Luo, X., Lok, W. H., & Hsu, Y. Y. (2025). ‘But this one was so . . . male.’ A Corpus-Based and LLM-Augmented Analysis of Language and Gender Bias in Barbie. In Proceedings of the 39th Pacific Asia Conference on Language, Information and Computation, 245-253.
 
URL:  https://aclanthology.org/2025.paclic-1.21/

 

Abstract

The 2023 film Barbie has sparked discussions on women’s empowerment and patriarchal norms, weaving feminist themes with critiques of gender roles while subtly reflecting patriarchal undertones that marginalize women (Myisha et al., 2023). We conduct a corpus-based analysis to investigate gender bias and differences in utterances’ distribution of part-of-speech (POS), affective values, and gender-linked classifications across three distinct scenes: 1) Barbie Land, 2) Real World, and 3) Post-Barbie Land, each representing the matriarchal, conventional and patriarchal theme, respectively. Leveraging large language models (LLMs), we extend Bradley and Lang’s (1999) affective norms to assess the emotional properties of film scripts, marking a novel application of LLMs in film script analysis.
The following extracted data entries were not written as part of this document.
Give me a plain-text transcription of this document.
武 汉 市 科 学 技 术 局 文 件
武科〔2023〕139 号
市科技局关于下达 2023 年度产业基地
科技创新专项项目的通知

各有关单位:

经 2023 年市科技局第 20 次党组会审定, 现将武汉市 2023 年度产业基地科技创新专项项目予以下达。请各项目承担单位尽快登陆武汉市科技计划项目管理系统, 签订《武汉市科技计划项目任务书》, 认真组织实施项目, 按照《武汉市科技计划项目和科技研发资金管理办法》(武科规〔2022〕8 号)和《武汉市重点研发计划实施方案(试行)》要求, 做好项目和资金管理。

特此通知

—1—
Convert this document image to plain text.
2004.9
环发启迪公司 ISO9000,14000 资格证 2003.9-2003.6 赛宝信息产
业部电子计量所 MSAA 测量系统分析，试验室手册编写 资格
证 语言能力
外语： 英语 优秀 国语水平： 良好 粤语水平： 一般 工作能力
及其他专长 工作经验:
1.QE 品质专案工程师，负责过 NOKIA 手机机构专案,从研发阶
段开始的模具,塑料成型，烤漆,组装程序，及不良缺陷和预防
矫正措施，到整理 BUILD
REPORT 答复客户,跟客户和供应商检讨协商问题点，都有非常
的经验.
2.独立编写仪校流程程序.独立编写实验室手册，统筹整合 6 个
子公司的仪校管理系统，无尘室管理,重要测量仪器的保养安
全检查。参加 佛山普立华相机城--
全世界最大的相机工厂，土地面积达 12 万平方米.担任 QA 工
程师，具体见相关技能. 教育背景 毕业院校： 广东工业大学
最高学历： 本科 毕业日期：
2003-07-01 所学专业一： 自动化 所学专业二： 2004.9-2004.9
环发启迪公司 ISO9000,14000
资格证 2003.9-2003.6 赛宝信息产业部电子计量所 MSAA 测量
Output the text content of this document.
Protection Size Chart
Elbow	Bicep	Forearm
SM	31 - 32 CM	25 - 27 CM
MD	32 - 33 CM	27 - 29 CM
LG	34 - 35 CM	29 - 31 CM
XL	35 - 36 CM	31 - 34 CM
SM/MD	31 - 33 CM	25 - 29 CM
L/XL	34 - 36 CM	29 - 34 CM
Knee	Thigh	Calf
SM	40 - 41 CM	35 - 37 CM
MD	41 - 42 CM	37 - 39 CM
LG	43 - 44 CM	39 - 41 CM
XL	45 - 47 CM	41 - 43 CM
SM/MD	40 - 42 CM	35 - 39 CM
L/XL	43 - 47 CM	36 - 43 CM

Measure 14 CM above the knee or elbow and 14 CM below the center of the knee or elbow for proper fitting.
Findings reveal gender-based differences and reflect power dynamics in and across scenarios, supporting prior research regarding gendered lexical preferences (e.g., Argamon et al., 2003; Jasmani et al., 2011). The results of affective analysis indicate that females consistently demonstrate higher valence and arousal scores across scenes, aligning with feminine communication styles emphasizing emotional rapport and expressivity, whereas males prioritize dominance (Tannen, 1990; Holmes and Stubbe, 2003). These variations underscore how affective language use is co-constructed by gender and socio-narrative context. Notably, gender-linked classifications (Barbie/Ken tones) align more closely with theoretically grounded gendered linguistic features than the broad stereotypes. This study highlights the linguistic construction of gender roles and power dynamics in Barbie, offering insights into the interplay between subversive feminism and traditional patriarchal norms and demonstrating how language reflects and challenges gender stereotypes in the film.